Methodology

How we collect, verify, and present political policy information.

01

Source identification

We identify official policy documents from each party's website, parliament.nz, and verified press releases. We do not use media reporting as a primary source.

02

Content extraction

Policy pages are scraped respecting robots.txt. Relevant text is extracted, navigation and boilerplate are removed, and content is chunked for processing.

03

AI summarisation

Each chunk is processed by GPT-4 using a strict prompt that requires neutral language, factual extraction only, and no speculation. The model assigns a confidence score.

04

Human review

All AI output is reviewed by a human editor before publishing. Editors verify accuracy against the source, check neutrality, and can edit or reject entries.

05

Publication

Approved policies are published with their source URL, source title, date, and confidence score visible to users.

06

Ongoing monitoring

Sources are re-checked periodically.
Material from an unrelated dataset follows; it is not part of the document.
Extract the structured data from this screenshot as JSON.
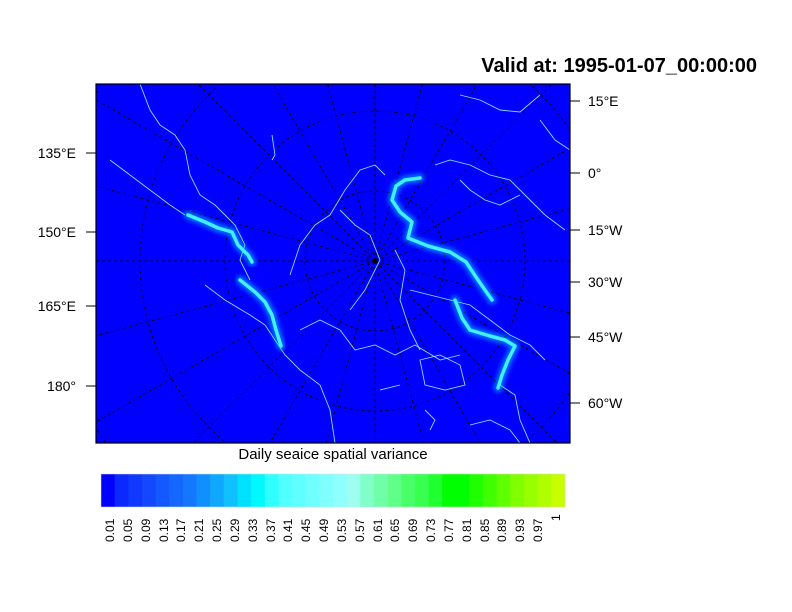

When parties update policies, we create a new version and record the change in the Policy Tracker.

Neutrality standards

We describe what parties propose, not what we think of those proposals.
We use the same level of detail and same style for all parties.
We never use evaluative language (e.g. 'ambitious', 'reckless', 'smart').
We never infer motivation or intent beyond what is stated.
When a party is silent on a topic, we mark it as 'no data' rather than inferring a position.
We apply the same sourcing standards to all parties.

Confidence scores

Each policy entry includes a confidence score (0–100%) indicating how clearly the policy is stated in the original source.

90–100%HighPolicy is explicitly stated with clear commitments.
70–89%MediumPolicy direction is clear but some details inferred from context.
Below 70%LowPolicy is vague or inferred from general statements. Treat with caution.